While the Soviet Union is indeed guilty of such, they are not Modern Leftists, nor are they comparable to the American Left. Secondly, on the American scale the Nazi's would be centrists, and on the German scale they are firmly right-wing.

Above all, Liberals (Throughout history, from classical to modern Social Democrats) have never really been fascist, at least not in a way that you can clearly define them as such.
 
The American right's denial of their heritage seems to congeal around Jonas Goldberg's 1990's revisionist polemic.

:lamo our heritage?

:) No, it's the progressives in this country that don't study their heritage (uncomfortable, you know). Conservatives in this country (the US) have no ideological connection to Fascism, as Progressivism does.

Our Heritage is Madison and Locke, not Marx and Ratzel.
 
Our Heritage is Madison and Locke, not Marx and Ratzel.

...and Father Coughlin, and Charles Lindbergh, and Fritz Kuhn. Are you going to airbrush out all the uncomfortable names?
 
It's especially weird that so many righties fail to see that things like Patriot Act, extralegal detentions, starting wars on a wave of nationalism and militarism and public spending on a big military are not exactly "small government" ... yet they keep on claiming that "small government" defines the right.

Not all right wingers are pro-war. We also believe that the gov't has the right to engage in war in response to a threat to national security. Big and small gov't refers to how much gov't or what part of gov't we interact with regularly. We don't interact with the military regularly, so most people don't consider that a big govt overreach because the govt has not only the right but the duty to do it. Please note that without direct proof of danger, the war doesn't fit the criteria, so it could be argued that Korea and Vietnam were indeed gov't overreaches.

And most of us consider the Patriot act an unconstitutional overreach. I don't think an American conservative alive would argue that it is right wing.
 
...and Father Coughlin, and Charles Lindbergh, and Fritz Kuhn. Are you going to airbrush out all the uncomfortable names?

:lamo let's talk about them, then :)

Early in his career Coughlin was a vocal supporter of Franklin D. Roosevelt and his early New Deal proposals, before later becoming a harsh critic of Roosevelt as too friendly to bankers.[3] In 1934 he announced a new political organization called the National Union for Social Justice. He wrote a platform calling for monetary reforms, the nationalization of major industries and railroads, and protection of the rights of labor...

Gosh.

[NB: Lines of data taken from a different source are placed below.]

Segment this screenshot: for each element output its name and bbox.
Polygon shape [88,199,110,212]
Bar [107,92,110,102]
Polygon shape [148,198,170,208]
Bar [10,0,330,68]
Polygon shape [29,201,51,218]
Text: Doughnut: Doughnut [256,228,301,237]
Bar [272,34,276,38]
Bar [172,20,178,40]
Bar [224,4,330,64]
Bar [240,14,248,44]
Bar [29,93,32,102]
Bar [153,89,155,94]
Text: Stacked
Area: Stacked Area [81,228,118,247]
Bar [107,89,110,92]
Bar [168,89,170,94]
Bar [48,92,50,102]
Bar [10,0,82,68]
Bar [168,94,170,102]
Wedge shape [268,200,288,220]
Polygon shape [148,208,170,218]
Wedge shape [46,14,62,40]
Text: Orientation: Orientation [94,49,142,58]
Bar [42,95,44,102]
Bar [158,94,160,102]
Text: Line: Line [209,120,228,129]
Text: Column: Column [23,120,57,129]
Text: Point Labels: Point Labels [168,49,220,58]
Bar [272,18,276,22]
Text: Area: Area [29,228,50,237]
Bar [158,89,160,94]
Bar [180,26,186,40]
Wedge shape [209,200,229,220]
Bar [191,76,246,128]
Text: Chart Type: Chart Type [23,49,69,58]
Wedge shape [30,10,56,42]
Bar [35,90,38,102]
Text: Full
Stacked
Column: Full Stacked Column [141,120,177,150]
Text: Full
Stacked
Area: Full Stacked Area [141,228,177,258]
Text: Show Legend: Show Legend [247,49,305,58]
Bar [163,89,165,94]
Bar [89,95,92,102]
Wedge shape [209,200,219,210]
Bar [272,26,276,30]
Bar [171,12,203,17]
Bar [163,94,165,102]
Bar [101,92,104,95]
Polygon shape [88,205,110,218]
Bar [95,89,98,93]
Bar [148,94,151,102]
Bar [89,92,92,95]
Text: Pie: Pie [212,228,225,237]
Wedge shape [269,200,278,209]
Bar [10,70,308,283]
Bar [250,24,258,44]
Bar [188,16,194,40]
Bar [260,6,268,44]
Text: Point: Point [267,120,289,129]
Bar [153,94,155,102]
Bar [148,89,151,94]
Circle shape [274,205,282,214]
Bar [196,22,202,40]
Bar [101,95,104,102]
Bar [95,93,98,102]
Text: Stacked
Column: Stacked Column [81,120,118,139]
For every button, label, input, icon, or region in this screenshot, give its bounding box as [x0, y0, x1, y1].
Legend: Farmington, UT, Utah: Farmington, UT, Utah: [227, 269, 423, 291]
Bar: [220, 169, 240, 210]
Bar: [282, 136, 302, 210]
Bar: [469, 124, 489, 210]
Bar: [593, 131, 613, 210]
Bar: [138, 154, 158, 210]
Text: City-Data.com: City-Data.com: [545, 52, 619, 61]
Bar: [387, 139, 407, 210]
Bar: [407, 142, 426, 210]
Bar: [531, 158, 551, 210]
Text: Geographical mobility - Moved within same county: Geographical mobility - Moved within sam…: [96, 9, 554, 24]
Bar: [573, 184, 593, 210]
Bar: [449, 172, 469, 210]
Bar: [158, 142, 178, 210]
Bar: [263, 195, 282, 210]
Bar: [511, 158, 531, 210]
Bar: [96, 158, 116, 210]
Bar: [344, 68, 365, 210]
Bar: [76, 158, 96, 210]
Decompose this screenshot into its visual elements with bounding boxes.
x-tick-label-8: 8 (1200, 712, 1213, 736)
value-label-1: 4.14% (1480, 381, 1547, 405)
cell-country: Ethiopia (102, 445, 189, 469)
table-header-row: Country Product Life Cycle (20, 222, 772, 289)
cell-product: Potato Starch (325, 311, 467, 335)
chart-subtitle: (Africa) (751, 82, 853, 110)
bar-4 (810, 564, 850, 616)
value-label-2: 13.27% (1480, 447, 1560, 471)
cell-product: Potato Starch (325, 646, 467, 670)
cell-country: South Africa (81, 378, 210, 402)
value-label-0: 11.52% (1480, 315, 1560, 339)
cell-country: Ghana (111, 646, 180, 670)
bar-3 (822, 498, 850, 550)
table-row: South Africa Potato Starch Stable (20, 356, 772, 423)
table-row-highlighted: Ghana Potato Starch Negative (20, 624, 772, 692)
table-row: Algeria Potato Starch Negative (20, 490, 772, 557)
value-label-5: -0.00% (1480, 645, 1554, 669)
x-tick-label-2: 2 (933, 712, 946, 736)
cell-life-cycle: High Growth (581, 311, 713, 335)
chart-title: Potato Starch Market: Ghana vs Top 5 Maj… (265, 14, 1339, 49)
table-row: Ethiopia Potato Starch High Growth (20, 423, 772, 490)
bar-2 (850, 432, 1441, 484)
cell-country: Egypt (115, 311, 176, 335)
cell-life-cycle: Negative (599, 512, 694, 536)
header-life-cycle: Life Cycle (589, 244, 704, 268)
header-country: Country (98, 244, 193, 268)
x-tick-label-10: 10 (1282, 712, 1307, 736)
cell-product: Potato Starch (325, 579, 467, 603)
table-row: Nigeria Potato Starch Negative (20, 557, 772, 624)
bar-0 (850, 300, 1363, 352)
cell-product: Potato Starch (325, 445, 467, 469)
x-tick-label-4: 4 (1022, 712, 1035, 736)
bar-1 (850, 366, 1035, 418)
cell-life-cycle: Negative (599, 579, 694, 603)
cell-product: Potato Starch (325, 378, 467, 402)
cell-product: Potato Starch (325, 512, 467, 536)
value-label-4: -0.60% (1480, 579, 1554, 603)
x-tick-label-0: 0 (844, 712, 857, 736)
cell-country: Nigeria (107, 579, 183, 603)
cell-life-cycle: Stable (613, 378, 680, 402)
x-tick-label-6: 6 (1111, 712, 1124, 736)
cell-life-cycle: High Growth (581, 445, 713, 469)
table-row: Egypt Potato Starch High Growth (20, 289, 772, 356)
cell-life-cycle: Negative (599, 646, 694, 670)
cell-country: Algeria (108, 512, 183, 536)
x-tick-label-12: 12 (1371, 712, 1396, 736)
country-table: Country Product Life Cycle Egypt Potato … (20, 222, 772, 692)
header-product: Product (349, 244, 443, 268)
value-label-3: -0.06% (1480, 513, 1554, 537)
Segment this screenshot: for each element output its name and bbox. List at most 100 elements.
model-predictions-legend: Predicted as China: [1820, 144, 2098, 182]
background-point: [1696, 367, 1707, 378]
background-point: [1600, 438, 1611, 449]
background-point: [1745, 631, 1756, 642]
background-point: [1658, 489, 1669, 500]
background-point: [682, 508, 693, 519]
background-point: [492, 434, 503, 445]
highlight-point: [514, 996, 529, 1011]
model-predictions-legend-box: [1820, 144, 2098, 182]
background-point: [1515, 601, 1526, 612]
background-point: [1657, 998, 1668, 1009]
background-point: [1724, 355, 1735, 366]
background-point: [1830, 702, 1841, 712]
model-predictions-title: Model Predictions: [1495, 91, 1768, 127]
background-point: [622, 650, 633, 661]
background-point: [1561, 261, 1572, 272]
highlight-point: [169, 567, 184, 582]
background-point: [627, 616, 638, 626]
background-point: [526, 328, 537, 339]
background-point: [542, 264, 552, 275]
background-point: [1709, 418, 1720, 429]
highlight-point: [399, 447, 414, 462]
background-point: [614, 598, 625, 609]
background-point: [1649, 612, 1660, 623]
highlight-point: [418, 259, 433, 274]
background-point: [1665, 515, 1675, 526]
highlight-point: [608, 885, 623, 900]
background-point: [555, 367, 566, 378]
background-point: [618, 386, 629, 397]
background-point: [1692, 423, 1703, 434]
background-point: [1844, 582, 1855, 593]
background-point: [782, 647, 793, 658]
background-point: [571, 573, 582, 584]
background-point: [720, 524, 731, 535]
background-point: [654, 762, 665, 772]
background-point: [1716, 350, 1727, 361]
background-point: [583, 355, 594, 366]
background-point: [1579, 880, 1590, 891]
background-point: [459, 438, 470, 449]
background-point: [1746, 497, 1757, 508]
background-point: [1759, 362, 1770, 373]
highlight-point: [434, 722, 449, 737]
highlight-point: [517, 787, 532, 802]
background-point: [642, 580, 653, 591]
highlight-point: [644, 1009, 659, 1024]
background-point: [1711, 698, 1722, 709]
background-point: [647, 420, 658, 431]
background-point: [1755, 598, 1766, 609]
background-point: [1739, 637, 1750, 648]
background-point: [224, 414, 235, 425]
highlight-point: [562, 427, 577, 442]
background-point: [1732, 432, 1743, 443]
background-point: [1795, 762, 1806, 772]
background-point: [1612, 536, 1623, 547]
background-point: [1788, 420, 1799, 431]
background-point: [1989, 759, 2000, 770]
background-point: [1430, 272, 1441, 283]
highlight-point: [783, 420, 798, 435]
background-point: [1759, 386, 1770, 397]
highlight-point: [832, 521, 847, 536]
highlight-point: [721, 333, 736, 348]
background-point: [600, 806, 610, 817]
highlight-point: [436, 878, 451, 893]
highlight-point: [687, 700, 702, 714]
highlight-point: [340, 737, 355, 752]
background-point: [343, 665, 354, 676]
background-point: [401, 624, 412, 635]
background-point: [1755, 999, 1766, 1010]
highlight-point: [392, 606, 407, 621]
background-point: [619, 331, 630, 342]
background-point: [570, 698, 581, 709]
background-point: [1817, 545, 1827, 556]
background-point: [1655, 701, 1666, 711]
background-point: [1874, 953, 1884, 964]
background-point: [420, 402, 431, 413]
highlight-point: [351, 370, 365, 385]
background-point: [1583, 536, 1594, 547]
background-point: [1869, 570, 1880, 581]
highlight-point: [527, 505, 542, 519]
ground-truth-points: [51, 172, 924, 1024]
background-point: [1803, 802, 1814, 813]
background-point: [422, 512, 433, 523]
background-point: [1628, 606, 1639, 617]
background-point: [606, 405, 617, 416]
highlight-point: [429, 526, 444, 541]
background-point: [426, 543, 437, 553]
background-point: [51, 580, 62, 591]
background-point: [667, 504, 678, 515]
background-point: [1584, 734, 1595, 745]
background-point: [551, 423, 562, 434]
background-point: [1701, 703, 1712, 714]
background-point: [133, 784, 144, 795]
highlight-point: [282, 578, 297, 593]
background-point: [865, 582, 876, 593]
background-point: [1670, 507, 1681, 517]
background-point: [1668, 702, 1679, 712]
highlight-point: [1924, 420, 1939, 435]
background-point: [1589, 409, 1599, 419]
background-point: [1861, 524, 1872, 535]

Nationalization of major industries and railroads, big on protecting labor, broke off with FDR because FDR was too friendly to bankers. Yeah :roll: that sounds really like the intellectual heritage of American conservatives.

So. What did this individual who was so big on Labor Unions and the Nationalization of big enterprises think about fascists?

...After hinting at attacks on Jewish bankers, Coughlin began to use his radio program to issue antisemitic commentary, and later to support at least some of the policies of Adolf Hitler and Benito Mussolini.[5] The broadcasts have been called "a variation of the Fascist agenda applied to American culture".[6] His chief topics were political and economic rather than religious, with his slogan being Social Justice, first with, and later against, the New Deal....

Huh. So it turns out that your first cited individual actually makes the argument that fascism was something that appealed to the American left.


Really, in the sense that we use the terms today (and again, this is where "Liberalism" gets' turned on its' head), there wasn't much of a "conservative" movement in America in the 1930's an 1940's. It was the Progressive Era, and progressive assumptions were largely dominant.